Literature, Wisdom literature, repays repeated reading …
Regarding a visual, architectural or musical work, we might imagine submitting to it – a humble disposition (with a cup of tea in a chair by the record player; in a quiet room before a picture …) – as though seeing, hearing, experiencing it for the first time …
The artwork repays repeated viewing or listening …
I recall Pamela leading our pastoral care group one time. The topic was effective listening, an active process of taking in information, remembering and interpreting it, and then acting on it.
Instruction in pastoral care – the art or activity of care – repays repeated listening …
For this to happen – in the Spirit of resurrection – I confess a certain ignorance and relinquish desire for control or mastery. I go and sit in the lowest place.
Ecologically, too, perhaps we are learning … to confess ignorance, to address issues of justice including First Nations justice, to respect eco-systems … to “hail the planet blue and green”.
Wise words, like the word “survivance” (survival and resistance), a word coined by Anishinaabe scholar Gerald Vizenor, repay repeated attention …
The repayment offers more than pleasure and more than meaning. We might speak of inspiration – as though drawn into the word/work we love.
At some point it occurs to us that we might host the creative event. What now motivates our making? For whom are we making? With whom are we making art, music or space?
Sometimes artists speak of offering their work to God. Lest this tempts us to grandiose gestures (making work for God!), Jesus says, “Invite those who are poor”.
As a host and maker, as a minister, I can direct my attention to the last, lost and little ones. I can attend to the vulnerable – the “sacred heart” within each one, the strong and confident, even the arrogant one.
Our highest vocation, as Gerard Manley Hopkins puts it, is to revisit the “inscape” of the sacred in every passing particular.
Richard Kearney writes of the divine “manifest in the ‘least of these’: in the color of their eyes, in the lines of their hands and fingers, in the cracked tone of voice, in all the tiny epiphanies of flesh and blood.”
At some point it occurs to us that we might host the creative event. How do we go about such making – reigniting the possible in the actual?
Theologian and poet Ernesto Cardenal highlights commitment/embodiment: “It’s not just to be alive in the memory of the people but to be alive in the people …” (Ernesto Cardenal).
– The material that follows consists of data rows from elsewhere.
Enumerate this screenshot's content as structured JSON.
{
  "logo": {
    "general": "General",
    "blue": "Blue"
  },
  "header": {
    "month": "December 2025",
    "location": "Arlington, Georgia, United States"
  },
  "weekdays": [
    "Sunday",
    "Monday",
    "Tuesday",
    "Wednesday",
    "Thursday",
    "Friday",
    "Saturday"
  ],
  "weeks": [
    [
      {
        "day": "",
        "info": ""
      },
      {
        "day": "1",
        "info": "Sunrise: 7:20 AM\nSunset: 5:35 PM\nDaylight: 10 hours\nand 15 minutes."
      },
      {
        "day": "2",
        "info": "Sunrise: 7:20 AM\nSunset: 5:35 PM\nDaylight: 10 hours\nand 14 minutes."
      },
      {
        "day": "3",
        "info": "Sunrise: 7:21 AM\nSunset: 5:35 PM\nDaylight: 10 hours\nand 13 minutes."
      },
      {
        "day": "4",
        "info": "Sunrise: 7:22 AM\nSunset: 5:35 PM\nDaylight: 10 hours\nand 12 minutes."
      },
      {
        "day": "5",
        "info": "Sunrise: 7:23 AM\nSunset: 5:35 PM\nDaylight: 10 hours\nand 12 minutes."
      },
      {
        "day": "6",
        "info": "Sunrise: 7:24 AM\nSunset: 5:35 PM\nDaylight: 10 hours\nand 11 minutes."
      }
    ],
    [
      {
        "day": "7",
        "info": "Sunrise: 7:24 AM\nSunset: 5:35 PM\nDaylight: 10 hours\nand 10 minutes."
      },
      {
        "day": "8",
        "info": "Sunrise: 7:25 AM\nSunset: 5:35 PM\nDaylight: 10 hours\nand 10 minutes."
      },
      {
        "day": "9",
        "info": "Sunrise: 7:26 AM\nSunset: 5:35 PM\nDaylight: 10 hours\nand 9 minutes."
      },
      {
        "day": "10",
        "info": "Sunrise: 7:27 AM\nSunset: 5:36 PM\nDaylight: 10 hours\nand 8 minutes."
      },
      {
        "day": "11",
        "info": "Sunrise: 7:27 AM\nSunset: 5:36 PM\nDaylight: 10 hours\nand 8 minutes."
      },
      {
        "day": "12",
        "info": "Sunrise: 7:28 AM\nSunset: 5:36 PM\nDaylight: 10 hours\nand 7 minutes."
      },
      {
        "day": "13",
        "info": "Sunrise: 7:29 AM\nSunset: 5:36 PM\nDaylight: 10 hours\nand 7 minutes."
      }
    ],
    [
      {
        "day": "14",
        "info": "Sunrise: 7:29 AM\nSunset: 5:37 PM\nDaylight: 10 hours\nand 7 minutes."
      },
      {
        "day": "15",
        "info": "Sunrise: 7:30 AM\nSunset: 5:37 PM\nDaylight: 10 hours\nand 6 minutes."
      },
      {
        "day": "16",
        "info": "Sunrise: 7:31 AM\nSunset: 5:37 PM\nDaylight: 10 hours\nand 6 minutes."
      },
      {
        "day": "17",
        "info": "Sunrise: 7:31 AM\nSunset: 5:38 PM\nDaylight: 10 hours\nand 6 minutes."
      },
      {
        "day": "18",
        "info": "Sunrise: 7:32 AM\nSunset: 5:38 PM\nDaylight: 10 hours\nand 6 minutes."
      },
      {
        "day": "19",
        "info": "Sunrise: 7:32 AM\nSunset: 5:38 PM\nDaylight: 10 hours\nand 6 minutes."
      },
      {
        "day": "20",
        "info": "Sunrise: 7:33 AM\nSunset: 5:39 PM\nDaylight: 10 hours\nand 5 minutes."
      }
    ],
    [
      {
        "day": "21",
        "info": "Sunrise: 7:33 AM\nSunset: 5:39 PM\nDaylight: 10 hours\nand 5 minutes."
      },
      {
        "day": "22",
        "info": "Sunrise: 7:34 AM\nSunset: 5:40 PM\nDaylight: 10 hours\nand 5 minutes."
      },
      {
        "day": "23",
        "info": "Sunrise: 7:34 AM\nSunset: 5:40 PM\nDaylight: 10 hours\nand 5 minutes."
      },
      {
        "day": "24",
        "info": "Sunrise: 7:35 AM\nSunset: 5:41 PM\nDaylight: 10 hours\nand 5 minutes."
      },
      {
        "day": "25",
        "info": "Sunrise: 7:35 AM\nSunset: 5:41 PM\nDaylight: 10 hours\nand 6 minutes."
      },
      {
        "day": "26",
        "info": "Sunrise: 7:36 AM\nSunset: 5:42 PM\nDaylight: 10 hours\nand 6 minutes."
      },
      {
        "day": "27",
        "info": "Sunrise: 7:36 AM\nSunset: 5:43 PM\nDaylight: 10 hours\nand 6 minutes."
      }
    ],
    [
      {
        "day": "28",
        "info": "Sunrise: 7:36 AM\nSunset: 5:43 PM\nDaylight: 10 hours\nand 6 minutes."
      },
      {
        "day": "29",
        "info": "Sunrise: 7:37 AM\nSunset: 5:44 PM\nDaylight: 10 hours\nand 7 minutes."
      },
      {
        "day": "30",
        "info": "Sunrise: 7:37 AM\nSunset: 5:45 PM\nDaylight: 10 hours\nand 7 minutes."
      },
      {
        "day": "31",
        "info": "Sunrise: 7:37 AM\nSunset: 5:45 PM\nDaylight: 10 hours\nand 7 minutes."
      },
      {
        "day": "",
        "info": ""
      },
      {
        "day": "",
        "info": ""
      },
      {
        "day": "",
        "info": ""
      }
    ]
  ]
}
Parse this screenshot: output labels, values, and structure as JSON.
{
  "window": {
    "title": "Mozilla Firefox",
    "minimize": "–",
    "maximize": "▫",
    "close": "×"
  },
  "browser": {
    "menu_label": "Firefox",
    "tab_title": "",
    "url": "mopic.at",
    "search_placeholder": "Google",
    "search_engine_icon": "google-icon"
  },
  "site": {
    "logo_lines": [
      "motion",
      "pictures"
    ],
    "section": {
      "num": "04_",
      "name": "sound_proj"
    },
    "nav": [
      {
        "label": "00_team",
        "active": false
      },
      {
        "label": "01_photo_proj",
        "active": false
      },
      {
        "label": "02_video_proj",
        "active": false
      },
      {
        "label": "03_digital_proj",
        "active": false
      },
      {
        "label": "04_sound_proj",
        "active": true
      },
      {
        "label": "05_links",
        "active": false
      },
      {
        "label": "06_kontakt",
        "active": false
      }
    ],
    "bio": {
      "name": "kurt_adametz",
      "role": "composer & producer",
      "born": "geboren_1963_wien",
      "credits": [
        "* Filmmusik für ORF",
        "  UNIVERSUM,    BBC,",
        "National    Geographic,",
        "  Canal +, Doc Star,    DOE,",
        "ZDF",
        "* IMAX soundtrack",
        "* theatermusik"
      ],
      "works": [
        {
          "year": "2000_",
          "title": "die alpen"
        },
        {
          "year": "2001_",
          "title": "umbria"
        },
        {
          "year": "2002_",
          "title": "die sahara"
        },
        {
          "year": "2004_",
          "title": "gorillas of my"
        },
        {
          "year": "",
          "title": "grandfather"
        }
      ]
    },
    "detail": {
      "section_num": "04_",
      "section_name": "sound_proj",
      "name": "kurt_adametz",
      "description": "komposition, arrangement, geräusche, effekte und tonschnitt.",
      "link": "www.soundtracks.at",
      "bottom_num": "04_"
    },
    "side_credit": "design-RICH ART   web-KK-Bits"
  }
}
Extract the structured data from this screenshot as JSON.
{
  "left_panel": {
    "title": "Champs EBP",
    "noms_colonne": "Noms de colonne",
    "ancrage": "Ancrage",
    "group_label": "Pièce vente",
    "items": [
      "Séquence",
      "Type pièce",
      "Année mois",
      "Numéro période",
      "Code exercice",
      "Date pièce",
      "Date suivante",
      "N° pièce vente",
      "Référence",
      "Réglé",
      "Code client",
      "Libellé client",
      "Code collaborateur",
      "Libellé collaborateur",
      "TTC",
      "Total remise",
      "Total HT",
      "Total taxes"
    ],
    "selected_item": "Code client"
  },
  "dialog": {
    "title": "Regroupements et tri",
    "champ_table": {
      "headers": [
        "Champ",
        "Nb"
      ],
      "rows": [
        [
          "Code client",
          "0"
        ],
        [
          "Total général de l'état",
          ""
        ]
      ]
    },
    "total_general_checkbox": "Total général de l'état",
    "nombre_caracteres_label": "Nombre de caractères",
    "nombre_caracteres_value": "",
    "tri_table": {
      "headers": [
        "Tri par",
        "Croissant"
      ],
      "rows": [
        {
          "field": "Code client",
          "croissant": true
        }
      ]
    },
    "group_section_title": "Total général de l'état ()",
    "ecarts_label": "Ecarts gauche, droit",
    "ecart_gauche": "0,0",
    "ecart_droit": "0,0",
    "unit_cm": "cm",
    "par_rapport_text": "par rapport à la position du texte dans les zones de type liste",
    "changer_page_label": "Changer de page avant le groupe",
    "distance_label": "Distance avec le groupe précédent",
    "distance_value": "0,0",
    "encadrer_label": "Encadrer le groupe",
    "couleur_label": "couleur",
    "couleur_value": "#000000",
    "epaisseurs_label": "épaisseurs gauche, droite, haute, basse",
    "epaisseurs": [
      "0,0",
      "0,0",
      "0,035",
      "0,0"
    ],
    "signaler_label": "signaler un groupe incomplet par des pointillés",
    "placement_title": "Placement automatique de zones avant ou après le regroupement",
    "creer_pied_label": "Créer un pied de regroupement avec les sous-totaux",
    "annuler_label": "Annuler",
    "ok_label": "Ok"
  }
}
Others emphasise joy and humour: “To feed people I can simply cook a pile of food and give it to people that are hungry. But a party’s something more than that, it’s not just giving food … It’s also something spiritual. There are elegant people and rich people that you can’t get together with at a party because they don’t have anything intelligent to say to you. I’d rather be in the midst of thinking, poor people …” (Alejandro, The Gospel in Solentiname).
Studies in history and politics – and liberation theology – repay repeated reading …
In 1963, when Bob Dylan wrote “The Times They Are A-Changin’”, he was 22 years old. Repeating forward 18th and 19th century English and Scottish anthems of change, the song celebrates youthful passion.
Recalling his first public performance of the song (within a month of President John F. Kennedy’s assassination), Dylan says: “I know I had no understanding of anything. Something had just gone haywire in the country and they were applauding the song. And I couldn’t understand why they were clapping, or why I wrote the song.”
To hear him sing it now, aged 81, a grandfather, is to hear the song anew, again.
How does/will it feel/sound when we sing it? Amen.